Two sepharose-bound 1-deoxynojirimycin N-alkyl derivatives, N-(9-carboxynonyl)- and N-(11-carboxyundecyl)-deoxynojirimycin, were used for the affinity purification of acid beta-glucosidase (beta-Glc) from normal and type-1 Ashkenazi Jewish Gaucher disease (AJGD) sources. The capacities of these nondegradable inhibitor supports were 0.5 and 0.75 mg of normal beta-Glc/ml of settled gel, respectively. The purified normal enzyme (14-18% yield) had a specific activity of 1.6 X 10(6) nmol/h/mg protein and was homogeneous as evidenced by a single protein species of Mr = 67,000 on sodium dodecylsulfate-polyacrylamide gel electrophoresis and reverse phase high-performance liquid chromatography (HPLC).
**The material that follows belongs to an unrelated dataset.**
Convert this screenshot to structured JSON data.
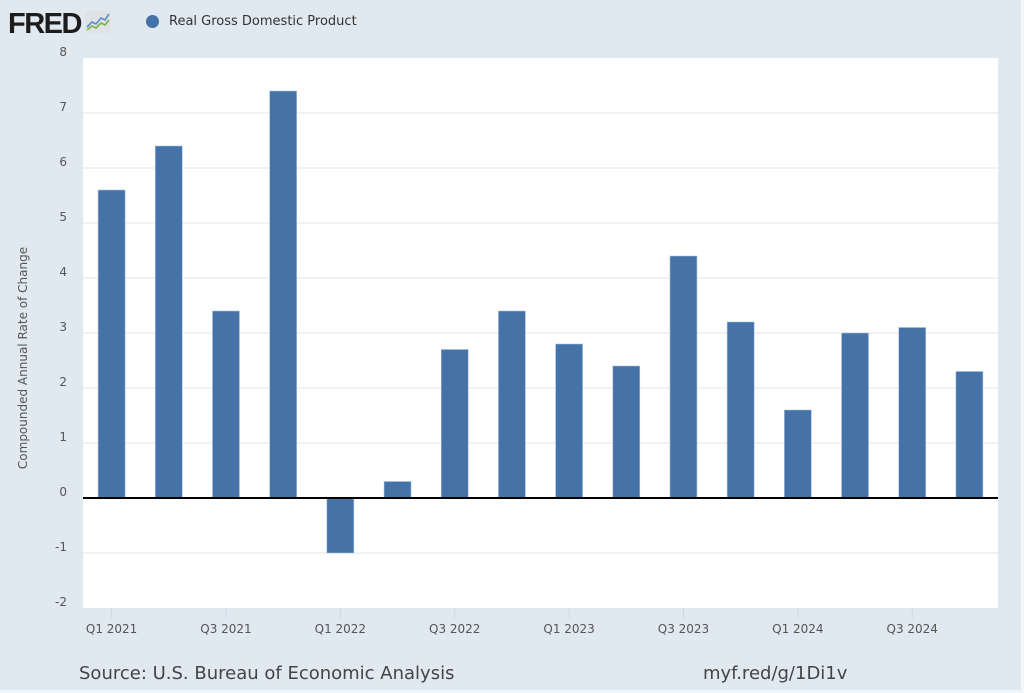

Microsequencing demonstrated a single N terminus, and the sequence of the first 22 N-terminal amino acids was colinear with that predicted from the beta-Glc cDNA. Amino acid composition analyses of beta-Glc revealed a high content (35%) of hydrophobic amino acids. The N-decyl-deoxynojirimycin support facilitated the purification of the residual enzyme from type-1 AJGD spleen to about 7,500-fold in four steps with a yield of about 11%. These new affinity supports provided improved stability, capacity and/or specificity compared to other affinity or HPLC methods for purifying this lysosomal glycosidase.